Graduating from the U.S. Military Academy at West Point in 2007, Alexandra Mealer J.D./M.B.A. ’16 wanted a career path that would challenge her intellect.
She became a specialist in defusing bombs.
“As opposed to other things that were more about how strong you are, this was about how smart you are,” says Mealer, who, as an Army captain, spent 14 months in Afghanistan, first as a platoon leader in Kandahar, then as a company commander in Bagram responsible for 600 soldiers and civilian contractors. “You’re trying to take things apart, having to make quick decisions as safely as possible.” There was an immediate satisfaction to the work, she adds. “We spent a lot of time with IEDs (Improvised Explosive Devices) in villages where people live. When you remove it safely, you get immediate feedback, which is nice.”
Perhaps surprisingly, the military’s Explosive Ordnance Disposal (EOD) program has many more applicants than available slots, with only the best accepted. This year, Harvard Law School has at least two of its graduates among its ranks. Like Mealer, U.S. Navy Lt. Cmdr. Gregory Saybolt LL.M. ’13, who spent two years in Bahrain as an EOD specialist, enjoyed deploying the brainpower that the job requires. His unit went into Iraq several times, diving to search rivers and dams for underwater explosives. “It was a good mix of tough physical and mental challenges,” says Saybolt, a certified Navy diver and a lawyer in the Judge Advocate General’s Corps (JAG). After earning his LL.M., he will serve aboard an aircraft carrier advising on the international law of the sea.

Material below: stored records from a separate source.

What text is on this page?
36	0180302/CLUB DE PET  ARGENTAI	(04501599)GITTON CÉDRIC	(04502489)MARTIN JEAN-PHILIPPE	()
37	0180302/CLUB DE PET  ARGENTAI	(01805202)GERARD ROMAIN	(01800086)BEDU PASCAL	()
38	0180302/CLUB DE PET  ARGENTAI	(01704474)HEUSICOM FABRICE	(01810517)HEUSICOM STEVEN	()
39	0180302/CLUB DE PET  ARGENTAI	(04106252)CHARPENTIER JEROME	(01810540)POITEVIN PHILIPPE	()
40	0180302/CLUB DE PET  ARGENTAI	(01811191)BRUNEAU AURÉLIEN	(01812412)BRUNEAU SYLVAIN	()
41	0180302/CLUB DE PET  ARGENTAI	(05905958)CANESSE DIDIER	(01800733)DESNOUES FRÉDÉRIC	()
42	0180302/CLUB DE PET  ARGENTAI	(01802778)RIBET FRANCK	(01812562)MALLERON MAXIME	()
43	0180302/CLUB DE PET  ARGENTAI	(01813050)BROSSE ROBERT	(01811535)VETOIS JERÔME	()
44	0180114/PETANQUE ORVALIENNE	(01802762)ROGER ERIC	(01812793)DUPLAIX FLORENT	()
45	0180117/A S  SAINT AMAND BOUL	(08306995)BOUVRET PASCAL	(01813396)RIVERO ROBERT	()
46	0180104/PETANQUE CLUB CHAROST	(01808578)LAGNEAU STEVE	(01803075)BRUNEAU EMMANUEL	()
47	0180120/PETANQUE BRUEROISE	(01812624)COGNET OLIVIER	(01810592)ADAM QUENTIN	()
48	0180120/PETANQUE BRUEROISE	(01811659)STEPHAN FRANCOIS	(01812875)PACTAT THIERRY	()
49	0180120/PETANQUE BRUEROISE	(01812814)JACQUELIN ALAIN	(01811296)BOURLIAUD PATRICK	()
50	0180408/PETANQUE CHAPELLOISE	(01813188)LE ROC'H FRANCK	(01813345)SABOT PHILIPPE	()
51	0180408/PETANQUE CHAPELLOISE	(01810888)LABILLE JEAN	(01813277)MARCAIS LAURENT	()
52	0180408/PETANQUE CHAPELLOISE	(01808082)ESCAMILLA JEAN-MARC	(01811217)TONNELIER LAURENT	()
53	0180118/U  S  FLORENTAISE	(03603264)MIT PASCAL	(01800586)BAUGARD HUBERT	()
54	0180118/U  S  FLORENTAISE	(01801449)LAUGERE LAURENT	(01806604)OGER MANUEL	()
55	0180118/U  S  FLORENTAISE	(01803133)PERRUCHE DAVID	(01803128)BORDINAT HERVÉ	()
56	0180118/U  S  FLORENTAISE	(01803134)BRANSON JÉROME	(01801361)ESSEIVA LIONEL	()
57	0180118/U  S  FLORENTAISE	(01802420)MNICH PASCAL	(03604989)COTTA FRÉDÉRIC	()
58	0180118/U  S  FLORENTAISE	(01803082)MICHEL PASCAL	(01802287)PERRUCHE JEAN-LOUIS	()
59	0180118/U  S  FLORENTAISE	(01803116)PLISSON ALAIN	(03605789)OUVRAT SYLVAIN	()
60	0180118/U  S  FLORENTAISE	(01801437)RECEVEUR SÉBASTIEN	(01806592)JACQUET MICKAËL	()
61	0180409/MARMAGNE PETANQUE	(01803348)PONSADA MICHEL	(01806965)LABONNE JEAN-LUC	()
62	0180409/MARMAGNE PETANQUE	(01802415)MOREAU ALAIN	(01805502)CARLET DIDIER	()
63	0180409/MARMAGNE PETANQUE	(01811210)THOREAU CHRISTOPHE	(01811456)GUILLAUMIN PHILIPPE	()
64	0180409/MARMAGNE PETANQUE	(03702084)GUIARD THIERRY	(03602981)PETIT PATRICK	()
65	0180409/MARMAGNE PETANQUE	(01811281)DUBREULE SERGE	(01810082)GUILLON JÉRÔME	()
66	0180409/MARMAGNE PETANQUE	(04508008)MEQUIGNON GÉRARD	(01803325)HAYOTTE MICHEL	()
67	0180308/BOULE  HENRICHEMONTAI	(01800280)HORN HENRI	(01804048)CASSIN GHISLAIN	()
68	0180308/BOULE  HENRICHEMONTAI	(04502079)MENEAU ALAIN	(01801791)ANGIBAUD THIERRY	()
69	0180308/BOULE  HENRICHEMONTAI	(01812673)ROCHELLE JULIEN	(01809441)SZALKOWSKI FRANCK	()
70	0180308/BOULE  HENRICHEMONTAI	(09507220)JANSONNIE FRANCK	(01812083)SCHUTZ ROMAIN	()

This year’s 1L class at HLS includes 16 military veterans. There are also nine 2Ls, six 3Ls, and three LL.Ms at HLS with records of military service. Thirteen are attending through the Yellow Ribbon program, through which the U.S. Department of Veterans Affairs matches what a law school offers to pay for a veteran’s tuition and expenses. HLS is one of very few schools making the maximum commitment—50 percent—which means, with the V.A.’s match, these veterans attend for free. Others are funding their HLS educations through the G.I. Bill and student loans. The three Navy JAG lawyers in the LL.M. program each receive a scholarship from HLS equivalent to the amount covered by the School under the Yellow Ribbon Program; their remaining costs are covered by the U.S. Navy.
Dean Martha Minow describes the veterans and military students as a “simply terrific” group who add a great deal to the school. “To a person, the military veterans and individuals in active service who are among our students bring outstanding qualities of leadership, focus, and perspective to their work and to the entire community,” says Minow. “They also elevate awareness about the legal and policy issues affecting veterans, the significance of law in contemporary warfare, and the significance of energy policy and other substantive concerns to military priorities.”
Lauren Gore ’15, like Mealer a 2007 graduate of West Point, was chosen, twice, to represent the 1st Infantry Division in the Best Ranger Competition, a grueling 60 continuous hours of running, swimming, airborne jumps, marksmanship, and more that takes place each year. “They basically take skills from the Army Common Skills Task Manual and have you perform them under stress—not too much unlike law school,” says Gore, who deployed to Iraq for seven months in 2009, serving as second in command of a 130-man Light Infantry Company, conducting counterinsurgency and capacity building efforts. Witnessing Iraq transform to a more functional society motivated him to go to law school. “I was really inspired by that whole process, that something like the law, which is so nebulous, could be so powerful as to literally change the lives of the people of Iraq,” he says. “I wanted to learn more about it.”
Saybolt joined the Navy after graduating from the University of Pennsylvania with a degree in bioengineering and served for two years aboard the U.S.S. Ardent, a minesweeper based in Bahrain, before his bomb disposal training. On his second tour in the Middle East, his unit participated in a month-long recovery mission that he regards as one of the high points of his career. An American serviceman crossing the Tigris River fell out of a boat and, unable to remove his heavy equipment, drowned; an Iraqi policeman died trying to save him. Two American soldiers in a helicopter, searching for those bodies, hit power lines at night, crashed, and died. Saybolt led a team of eight Navy divers who, along with an Army team, eventually recovered the four bodies.
“It was a totally good feeling,” says Saybolt, who after returning to the U.S. attended the University of San Diego School of Law, then deployed to Afghanistan to advise a Navy SEALS unit on rules of war. “I was able to tell my team that they were participating in an unadulterated good, to help those families by bringing their sons home.”
Mealer served five years total in the Army; her interest in the law grew during her time in Afghanistan, where she assisted in prosecutions against bombers and bomb-makers. A joint law-business degree will leave her options open, she explains: she’s drawn both to national security work and to the business world. Gore says he is considering a career in the corporate world but will continue to do public service in one form or another. “I definitely want to make sure that my passion to help people remains at forefront of my mind,” he says, “regardless of what I do.”